And just in case, a polarizing filter or polarized light. Some microscopes are darkfield which gives some not so characteristic color results that would match a real photo.

« Reply #29 on: September 08, 2023, 10:50 »
+2
I wouldn't ban the content, just the description of it. So all the thousands of genAI images that say they're Paris, London, Seattle, Rome, Persepolis, etc. could still be uploaded but with general descriptions, not country name, town name, monument name, etc.

So if you searched for Big Ben, London, you wouldn't get any AI images at all. And I don't think images are well labeled on Adobe Stock - when you look at a page of search results you have no idea that there's any genAI content in there. If you just search, AI is on by default - you have to know to turn it off. And there's nothing - unlike with Editorial, or Premium - that shows you which images in a page of results are AI.

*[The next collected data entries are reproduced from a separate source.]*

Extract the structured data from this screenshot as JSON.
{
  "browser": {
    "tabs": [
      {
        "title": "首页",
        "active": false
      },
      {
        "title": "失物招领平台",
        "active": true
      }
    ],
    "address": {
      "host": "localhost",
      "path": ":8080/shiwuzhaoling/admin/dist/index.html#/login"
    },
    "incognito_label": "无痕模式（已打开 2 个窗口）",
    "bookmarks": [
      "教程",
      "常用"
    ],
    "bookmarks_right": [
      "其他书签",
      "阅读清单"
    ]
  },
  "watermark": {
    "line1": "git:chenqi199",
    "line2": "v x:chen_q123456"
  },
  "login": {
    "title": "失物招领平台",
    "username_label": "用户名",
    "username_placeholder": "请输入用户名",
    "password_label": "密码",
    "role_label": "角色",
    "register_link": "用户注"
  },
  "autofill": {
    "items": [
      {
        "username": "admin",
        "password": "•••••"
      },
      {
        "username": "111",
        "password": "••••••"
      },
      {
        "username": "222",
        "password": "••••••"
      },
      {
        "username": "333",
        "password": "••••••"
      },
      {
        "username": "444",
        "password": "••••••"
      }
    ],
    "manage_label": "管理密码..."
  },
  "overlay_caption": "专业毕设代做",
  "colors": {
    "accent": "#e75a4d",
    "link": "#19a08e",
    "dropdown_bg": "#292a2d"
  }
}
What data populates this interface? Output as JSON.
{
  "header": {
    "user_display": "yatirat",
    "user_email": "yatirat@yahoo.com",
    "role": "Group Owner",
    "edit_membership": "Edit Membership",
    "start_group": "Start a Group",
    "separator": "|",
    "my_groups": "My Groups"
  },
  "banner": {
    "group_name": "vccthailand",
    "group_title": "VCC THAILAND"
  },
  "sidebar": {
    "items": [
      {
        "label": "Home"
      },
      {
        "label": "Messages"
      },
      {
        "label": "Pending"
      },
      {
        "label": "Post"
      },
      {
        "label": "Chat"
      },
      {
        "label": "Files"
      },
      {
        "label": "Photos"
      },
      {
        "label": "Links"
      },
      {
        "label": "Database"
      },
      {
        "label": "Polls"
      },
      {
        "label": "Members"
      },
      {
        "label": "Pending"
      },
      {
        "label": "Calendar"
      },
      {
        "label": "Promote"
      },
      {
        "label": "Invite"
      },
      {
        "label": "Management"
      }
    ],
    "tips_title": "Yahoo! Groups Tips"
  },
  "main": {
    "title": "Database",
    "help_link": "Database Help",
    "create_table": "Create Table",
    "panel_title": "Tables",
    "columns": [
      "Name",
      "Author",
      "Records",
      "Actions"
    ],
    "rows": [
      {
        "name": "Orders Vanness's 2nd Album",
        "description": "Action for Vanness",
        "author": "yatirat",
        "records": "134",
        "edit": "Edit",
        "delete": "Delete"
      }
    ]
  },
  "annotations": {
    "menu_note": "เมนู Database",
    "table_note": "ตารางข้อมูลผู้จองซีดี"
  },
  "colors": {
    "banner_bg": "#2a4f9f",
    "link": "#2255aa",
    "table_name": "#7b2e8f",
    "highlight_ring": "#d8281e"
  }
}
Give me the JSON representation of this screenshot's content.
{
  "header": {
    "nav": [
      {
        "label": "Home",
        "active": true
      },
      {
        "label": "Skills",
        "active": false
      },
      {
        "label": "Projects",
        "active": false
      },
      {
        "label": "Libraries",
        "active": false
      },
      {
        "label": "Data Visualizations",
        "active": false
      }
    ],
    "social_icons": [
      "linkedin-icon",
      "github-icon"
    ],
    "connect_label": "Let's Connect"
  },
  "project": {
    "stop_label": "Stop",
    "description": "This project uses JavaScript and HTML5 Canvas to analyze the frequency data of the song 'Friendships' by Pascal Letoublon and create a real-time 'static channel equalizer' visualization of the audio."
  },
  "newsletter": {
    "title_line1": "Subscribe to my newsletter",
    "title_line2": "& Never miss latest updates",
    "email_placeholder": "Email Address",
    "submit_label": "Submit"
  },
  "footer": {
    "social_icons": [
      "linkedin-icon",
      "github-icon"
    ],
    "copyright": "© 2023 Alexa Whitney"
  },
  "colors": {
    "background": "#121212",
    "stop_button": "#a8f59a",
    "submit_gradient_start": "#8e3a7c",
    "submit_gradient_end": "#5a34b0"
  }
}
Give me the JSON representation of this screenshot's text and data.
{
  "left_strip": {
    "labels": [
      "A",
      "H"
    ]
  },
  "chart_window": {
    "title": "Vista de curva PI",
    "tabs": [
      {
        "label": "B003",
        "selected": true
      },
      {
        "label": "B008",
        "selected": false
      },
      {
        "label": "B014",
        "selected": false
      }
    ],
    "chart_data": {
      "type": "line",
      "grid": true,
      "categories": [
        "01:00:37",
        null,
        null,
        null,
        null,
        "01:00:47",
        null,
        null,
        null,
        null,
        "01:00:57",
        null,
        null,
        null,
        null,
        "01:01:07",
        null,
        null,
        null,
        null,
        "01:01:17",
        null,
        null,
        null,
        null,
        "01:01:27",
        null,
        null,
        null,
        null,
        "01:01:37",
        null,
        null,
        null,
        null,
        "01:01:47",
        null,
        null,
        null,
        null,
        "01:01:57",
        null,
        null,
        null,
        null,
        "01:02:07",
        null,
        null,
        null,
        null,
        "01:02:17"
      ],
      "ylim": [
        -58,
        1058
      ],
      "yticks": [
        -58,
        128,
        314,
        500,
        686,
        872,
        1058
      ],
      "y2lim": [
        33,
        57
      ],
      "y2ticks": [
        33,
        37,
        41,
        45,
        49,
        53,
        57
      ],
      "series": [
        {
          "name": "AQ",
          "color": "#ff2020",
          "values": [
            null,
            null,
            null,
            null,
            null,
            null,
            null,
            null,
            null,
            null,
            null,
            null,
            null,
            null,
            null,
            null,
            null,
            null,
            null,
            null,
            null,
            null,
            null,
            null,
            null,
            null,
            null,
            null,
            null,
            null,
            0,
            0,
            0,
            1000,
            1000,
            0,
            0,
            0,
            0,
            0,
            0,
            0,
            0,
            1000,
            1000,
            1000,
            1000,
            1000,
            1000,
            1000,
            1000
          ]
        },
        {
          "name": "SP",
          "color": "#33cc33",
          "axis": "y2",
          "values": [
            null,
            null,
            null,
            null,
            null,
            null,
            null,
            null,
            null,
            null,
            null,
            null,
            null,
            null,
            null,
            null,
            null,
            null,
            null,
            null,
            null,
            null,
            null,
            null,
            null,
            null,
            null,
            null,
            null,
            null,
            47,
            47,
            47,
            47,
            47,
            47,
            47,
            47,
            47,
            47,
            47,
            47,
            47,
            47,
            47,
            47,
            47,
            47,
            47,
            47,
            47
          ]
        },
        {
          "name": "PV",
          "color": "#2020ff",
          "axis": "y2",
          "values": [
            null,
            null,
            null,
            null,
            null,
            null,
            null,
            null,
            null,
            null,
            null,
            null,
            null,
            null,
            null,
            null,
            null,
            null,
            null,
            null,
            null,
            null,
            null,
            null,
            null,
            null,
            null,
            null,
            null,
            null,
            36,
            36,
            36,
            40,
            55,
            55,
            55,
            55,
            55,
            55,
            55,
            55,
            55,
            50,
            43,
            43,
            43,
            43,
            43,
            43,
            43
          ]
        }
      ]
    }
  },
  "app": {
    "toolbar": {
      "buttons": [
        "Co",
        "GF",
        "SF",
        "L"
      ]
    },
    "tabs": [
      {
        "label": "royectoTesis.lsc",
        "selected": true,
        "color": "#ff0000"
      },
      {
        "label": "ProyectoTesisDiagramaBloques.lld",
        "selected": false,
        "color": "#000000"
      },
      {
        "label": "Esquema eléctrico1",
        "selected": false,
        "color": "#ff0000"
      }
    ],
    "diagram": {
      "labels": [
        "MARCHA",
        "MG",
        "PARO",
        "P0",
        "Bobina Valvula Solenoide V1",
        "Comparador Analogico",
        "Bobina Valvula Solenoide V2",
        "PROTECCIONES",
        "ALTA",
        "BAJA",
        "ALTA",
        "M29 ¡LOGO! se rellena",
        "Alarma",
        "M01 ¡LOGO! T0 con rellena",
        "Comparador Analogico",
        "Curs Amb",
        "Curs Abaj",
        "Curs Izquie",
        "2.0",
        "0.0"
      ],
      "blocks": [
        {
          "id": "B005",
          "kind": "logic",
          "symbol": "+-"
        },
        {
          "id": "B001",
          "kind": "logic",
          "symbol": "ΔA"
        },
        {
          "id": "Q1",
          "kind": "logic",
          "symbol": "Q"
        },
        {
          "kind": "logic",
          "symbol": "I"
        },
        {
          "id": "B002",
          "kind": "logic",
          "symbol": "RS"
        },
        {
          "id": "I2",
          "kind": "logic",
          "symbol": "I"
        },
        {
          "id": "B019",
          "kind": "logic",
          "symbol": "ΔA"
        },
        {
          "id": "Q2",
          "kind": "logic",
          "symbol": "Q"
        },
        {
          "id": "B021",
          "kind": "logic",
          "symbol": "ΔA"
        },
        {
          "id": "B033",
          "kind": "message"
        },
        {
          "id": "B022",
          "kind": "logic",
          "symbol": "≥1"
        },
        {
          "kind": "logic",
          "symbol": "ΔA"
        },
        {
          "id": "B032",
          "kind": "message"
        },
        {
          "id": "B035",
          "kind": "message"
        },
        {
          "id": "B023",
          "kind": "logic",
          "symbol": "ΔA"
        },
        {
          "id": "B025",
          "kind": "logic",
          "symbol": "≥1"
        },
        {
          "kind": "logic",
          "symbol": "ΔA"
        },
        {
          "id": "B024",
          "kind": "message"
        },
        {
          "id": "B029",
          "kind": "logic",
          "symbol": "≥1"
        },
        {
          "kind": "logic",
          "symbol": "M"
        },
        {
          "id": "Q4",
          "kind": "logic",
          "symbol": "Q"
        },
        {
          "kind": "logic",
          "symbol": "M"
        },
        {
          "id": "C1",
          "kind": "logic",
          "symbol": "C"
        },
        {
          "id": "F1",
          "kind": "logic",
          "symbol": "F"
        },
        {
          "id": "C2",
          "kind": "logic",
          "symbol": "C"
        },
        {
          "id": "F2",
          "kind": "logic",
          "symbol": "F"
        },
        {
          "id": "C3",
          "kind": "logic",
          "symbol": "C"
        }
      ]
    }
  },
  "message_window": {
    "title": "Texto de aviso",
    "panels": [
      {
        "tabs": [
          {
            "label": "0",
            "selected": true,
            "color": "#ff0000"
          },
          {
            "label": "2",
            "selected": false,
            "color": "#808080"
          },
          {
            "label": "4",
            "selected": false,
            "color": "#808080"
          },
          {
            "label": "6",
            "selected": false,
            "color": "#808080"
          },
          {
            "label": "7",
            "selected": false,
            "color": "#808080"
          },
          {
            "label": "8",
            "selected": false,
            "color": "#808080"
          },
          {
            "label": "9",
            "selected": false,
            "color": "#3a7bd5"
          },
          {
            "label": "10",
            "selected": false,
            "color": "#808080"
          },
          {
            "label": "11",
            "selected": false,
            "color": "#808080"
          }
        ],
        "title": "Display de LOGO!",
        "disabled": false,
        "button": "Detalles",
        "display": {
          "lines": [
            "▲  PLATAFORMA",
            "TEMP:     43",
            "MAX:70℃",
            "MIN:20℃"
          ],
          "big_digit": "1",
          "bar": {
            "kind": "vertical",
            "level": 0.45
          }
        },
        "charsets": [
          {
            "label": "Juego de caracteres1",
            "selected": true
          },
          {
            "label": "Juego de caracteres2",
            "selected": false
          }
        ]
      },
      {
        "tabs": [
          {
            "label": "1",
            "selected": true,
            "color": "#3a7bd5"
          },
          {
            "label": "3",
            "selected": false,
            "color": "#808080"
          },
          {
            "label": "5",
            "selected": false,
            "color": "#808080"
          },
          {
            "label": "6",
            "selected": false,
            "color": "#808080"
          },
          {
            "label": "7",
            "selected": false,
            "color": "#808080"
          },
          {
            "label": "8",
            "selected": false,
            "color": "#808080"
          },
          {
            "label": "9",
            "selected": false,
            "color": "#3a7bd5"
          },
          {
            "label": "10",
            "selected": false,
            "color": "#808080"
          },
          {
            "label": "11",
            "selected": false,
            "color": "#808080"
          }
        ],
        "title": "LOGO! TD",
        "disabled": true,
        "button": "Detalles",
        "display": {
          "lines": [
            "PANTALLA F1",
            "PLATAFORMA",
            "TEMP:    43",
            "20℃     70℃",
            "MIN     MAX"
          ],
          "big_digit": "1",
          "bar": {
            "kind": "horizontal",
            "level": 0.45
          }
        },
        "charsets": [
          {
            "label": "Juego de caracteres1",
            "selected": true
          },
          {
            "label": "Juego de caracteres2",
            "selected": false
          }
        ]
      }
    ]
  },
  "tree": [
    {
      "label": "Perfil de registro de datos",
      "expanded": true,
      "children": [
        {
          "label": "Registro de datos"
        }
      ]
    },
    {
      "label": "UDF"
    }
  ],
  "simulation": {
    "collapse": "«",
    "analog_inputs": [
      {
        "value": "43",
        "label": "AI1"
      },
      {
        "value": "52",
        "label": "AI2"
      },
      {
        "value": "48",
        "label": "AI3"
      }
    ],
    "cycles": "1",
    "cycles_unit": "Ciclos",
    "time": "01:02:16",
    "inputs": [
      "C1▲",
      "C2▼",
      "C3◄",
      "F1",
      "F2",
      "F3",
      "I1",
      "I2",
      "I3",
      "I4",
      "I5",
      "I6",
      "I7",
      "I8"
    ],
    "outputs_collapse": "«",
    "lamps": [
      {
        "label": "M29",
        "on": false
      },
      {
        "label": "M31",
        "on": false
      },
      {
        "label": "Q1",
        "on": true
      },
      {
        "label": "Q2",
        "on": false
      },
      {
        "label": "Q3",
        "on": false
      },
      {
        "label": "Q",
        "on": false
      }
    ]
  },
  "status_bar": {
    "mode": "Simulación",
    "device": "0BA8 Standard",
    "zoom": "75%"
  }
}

I am aware that having stock models pose as scientists in a lab isn't accurate either, but the sale of the fakery with AI is so vast - the entire factory, all the robots, the solar panels, etc. - and the surface appearance of reality is so different that I don't think it's a relevant comparison.

The example images should be labeled generically - "Modern factory with robot-controlled assembly lines" would have been fine

So if you searched for Big Ben, London, you wouldn't get any AI images at all. And I don't think images are well labeled on Adobe Stock - when you look at a page of search results you have no idea that there's any genAI content in there. If you just search, AI is on by default - you have to know to turn it off. And there's nothing - unlike with Editorial, or Premium - that shows you which images in a page of results are AI.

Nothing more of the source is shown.